Tfcp2l1-flox Mouse

Tfcp2l1, also known as CRTR-1 and LBP-9, is a transcription factor. It is crucial for maintaining the pluripotency and self-renewal of embryonic stem cells [1,3,6,8,9,10]. It is involved in multiple pathways related to cell fate determination and stemness regulation, and is of great biological importance in processes such as development and tissue regeneration [5]. Genetic models, especially KO/CKO mouse models, are valuable tools for studying its functions.
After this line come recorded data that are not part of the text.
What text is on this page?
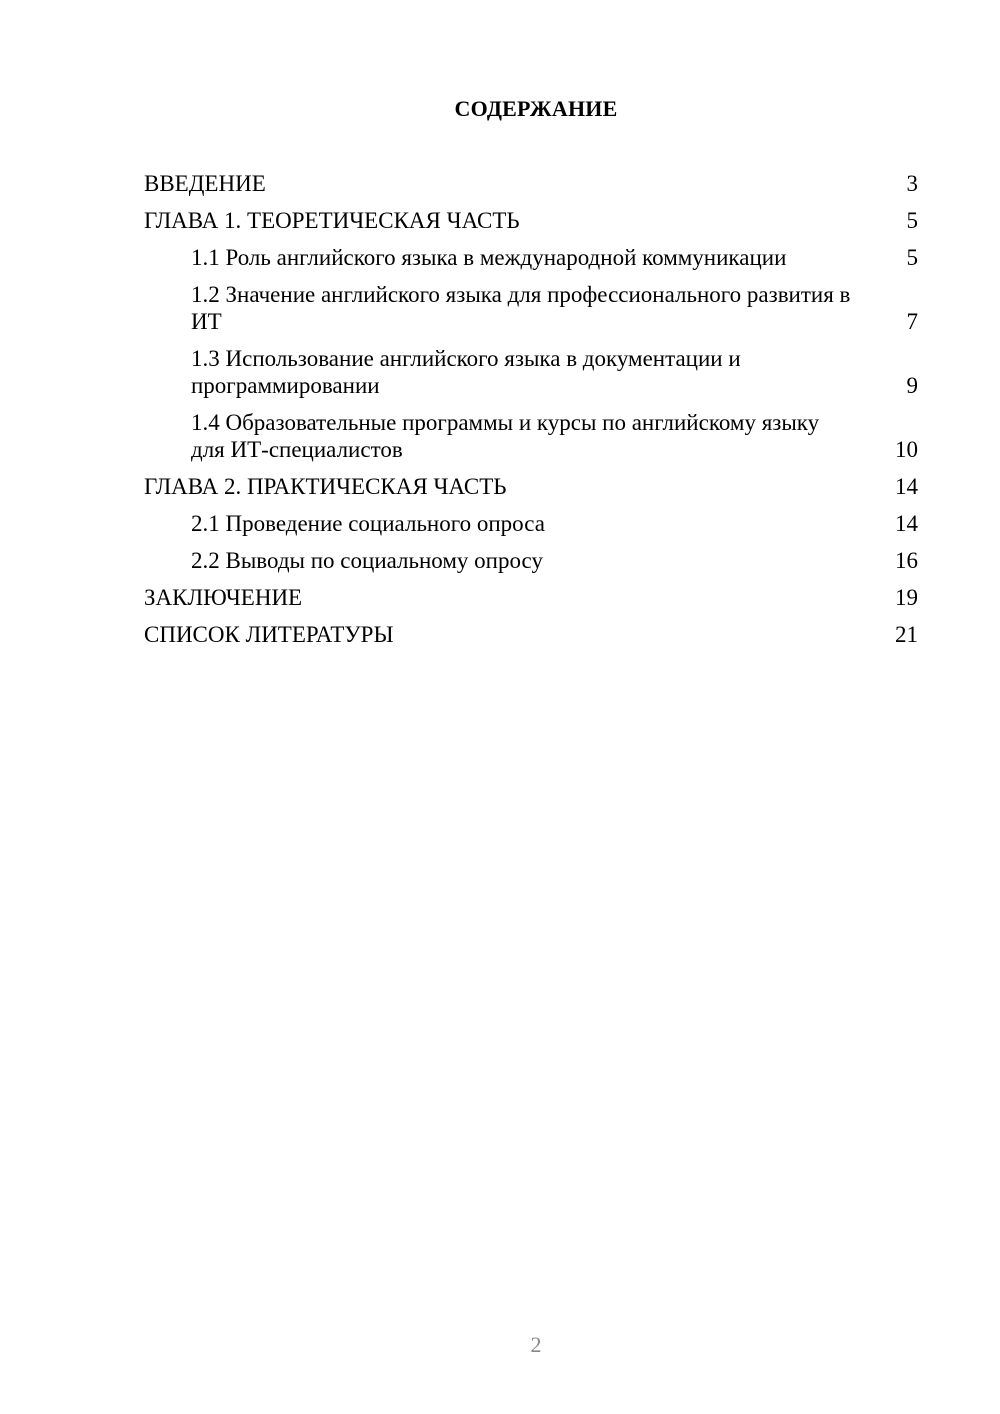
СОДЕРЖАНИЕ
ВВЕДЕНИЕ	3
ГЛАВА 1. ТЕОРЕТИЧЕСКАЯ ЧАСТЬ	5
1.1 Роль английского языка в международной коммуникации	5
1.2 Значение английского языка для профессионального развития в ИТ	7
1.3 Использование английского языка в документации и программировании	9
1.4 Образовательные программы и курсы по английскому языку для ИТ-специалистов	10
ГЛАВА 2. ПРАКТИЧЕСКАЯ ЧАСТЬ	14
2.1 Проведение социального опроса	14
2.2 Выводы по социальному опросу	16
ЗАКЛЮЧЕНИЕ	19
СПИСОК ЛИТЕРАТУРЫ	21
2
In renal medullary carcinoma, the loss of renal epithelial transcription factor TFCP2L1 is associated with the transformation of thick ascending limb cells into RMC cells, along with the gain of MYC and NFE2L2-associated oncogenic and ferroptosis resistance programs [2]. In hepatocellular carcinoma, knockdown of TFCP2L1 significantly reduced HCC cell proliferation, invasion, etc., while overexpression enhanced these functions, and it promotes the stemness of cancer stem cells through the NANOG/STAT3 pathway [3]. In thyroid cancer, decreased TFCP2L1 expression was associated with malignant clinicopathological characteristics, and its overexpression inhibited cell growth and motility [4]. In lung alveolar regeneration, Tfcp2l1 loss in adult alveolar epithelial type 2 (AT2) cells inhibits self-renewal and enhances AT2-AT1 differentiation during tissue regeneration [5]. In bladder cancer, the CDK1/TFCP2L1/ID2 cascade is involved in regulating bladder carcinogenesis, and TFCP2L1 downregulates ID2 by directly binding to its promoter region [7]. In mouse embryonic fibroblasts, hypoxia-induced Tfcp2l1 expression contributes to immortalization prior to malignant transformation [10].

In conclusion, Tfcp2l1 plays essential roles in maintaining stem cell pluripotency, self-renewal, and in processes like tissue regeneration. Its dysregulation is implicated in various cancers, including renal medullary carcinoma, hepatocellular carcinoma, thyroid cancer, and bladder cancer. Studies using KO/CKO mouse models have been instrumental in revealing its functions in these disease-related biological processes, providing insights into potential therapeutic targets.